0

R noob trying to learn how to clean data with dplyr. I wrote code that cleans up some data and then compares the relationship between one particular variable of interest (level of education) to 4 other variables. So, I want a single function that cleans the data and returns a tibble that shows the comparison of each of the 4 variables to level of education.

My original code has no problem doing this but as soon as I try to generalize what I'm doing into a function, the select() function from the dplyr package doesn't work. It returns this error message:

Error in `dplyr::select()`:
! object 'B7_b' not found
Run `rlang::last_error()` to see where the error occurred.

Where B7_b is just one of the variables in the dataframe I'm trying to compare to level of education (ppeducat).
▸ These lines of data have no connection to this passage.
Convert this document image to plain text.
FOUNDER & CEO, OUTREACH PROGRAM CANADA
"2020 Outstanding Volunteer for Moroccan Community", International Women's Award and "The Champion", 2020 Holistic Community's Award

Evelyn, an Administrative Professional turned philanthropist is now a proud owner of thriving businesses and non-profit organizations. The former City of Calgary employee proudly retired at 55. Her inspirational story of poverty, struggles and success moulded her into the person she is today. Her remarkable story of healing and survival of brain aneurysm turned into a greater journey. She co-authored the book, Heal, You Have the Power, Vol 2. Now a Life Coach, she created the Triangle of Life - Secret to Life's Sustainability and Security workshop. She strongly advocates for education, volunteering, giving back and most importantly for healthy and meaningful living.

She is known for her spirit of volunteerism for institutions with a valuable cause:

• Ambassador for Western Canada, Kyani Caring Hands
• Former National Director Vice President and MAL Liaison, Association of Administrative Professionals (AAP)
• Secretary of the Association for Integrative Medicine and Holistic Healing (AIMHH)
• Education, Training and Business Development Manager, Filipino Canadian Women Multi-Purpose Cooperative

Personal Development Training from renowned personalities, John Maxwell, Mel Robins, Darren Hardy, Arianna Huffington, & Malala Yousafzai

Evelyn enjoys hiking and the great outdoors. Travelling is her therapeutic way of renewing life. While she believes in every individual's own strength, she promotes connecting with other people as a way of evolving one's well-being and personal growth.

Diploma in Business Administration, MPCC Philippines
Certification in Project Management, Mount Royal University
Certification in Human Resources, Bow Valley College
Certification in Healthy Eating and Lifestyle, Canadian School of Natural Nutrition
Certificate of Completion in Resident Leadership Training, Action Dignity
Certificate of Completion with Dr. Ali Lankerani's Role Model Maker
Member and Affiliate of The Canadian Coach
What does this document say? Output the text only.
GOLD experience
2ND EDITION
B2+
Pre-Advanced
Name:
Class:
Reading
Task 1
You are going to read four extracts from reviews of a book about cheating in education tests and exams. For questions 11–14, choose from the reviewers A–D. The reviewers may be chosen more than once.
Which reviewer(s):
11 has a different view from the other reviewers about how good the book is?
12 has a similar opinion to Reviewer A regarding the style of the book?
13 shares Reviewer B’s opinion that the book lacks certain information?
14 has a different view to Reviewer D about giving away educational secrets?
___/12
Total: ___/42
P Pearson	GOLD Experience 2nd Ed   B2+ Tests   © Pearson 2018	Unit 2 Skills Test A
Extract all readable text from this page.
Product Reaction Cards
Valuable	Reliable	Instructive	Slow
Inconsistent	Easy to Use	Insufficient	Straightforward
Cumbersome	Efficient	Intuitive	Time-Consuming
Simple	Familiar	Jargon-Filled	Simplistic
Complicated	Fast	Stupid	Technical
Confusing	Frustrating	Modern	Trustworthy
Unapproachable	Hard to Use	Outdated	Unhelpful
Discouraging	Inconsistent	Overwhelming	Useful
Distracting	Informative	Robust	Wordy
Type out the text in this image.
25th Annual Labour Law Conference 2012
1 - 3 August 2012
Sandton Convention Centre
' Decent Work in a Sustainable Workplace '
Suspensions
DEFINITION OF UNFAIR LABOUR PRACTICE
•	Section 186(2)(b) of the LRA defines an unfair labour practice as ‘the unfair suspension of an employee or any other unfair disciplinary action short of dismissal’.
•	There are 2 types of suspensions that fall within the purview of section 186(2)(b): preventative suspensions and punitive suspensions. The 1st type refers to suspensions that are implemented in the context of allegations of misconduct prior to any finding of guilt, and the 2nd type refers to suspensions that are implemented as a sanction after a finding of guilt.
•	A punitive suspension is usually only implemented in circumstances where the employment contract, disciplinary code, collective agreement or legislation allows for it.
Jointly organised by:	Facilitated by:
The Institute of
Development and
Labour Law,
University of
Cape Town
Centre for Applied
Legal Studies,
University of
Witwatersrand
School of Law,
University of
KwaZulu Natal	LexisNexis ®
Here's the original code that works no problem:

# preparing df of var_4 and doing some renaming 

var_4 <- shed %>%
  select(B7_b,ppeducat) %>%
  filter_if(is.numeric, all_vars(. > 0)) %>%
  mutate(B7_b = replace(B7_b, B7_b == 1, '1 - Poor')) %>%
  mutate(B7_b = replace(B7_b, B7_b == 2, '2 - Only fair')) %>%
  mutate(B7_b = replace(B7_b, B7_b == 3, '3 - Good')) %>%
  mutate(B7_b = replace(B7_b, B7_b == 4, '4 - Excellent')) %>%
  mutate(ppeducat = replace(ppeducat, ppeducat == 1, '1 - less than high school')) %>%
  mutate(ppeducat = replace(ppeducat, ppeducat == 2, '2 - high school')) %>%
  mutate(ppeducat = replace(ppeducat, ppeducat == 3, '3 - some college')) %>%
  mutate(ppeducat = replace(ppeducat, ppeducat == 4, '4 - bachelors or better'))

var_4

ggplot(var_4, aes(x=ppeducat, fill=B7_b)) + geom_bar() + ggtitle("How would you rate the economic conditions of your country today?") + theme(plot.title=element_text(size=10))

# sort by rel. freq and rename the columns 
var_4_clean <- var_4 %>% 
  group_by(ppeducat,B7_b) %>%summarize(n=n()) %>%mutate(Perc_Freq= n/sum(n)*100) %>%
  rename(Agreement_Level = B7_b,
         Education_Level = ppeducat,
         n_responses = n,
         Percent_Freq_of_Response = Perc_Freq)

# check the df
print(var_4_clean)

And here is me trying to generalize it into a function...I got rid of the renaming because not all 4 variables needed the same adjustments in that regard. I don't see why this should change anything.

New code as function that doesn't work:

summarize_var <- function(df, group_var) {
  clean_var <- df %>%
    dplyr::select(group_var,ppeducat) %>%
    filter_if(is.numeric, all_vars(. > 0)) %>%
    group_by(ppeducat,group_var) %>%summarize(n=n()) %>%mutate(Perc_Freq= n/sum(n)*100) %>%
    rename(Agreement_Level = group_var,
           Education_Level = ppeducat,
           n_responses = n,
           Percent_Freq_of_Response = Perc_Freq)
  return(clean_var)
}

summarize_var(shed, B7_b)
shed

Shed is the name of the dataframe I'm working with. This is my first function in R so go easy!

Kyle
  • 155
  • 2
  • 9

1 Answers1

0

I figured it out. Need to enclose tidyverse variables within {{}} if you're using them inside a function.

Kyle
  • 155
  • 2
  • 9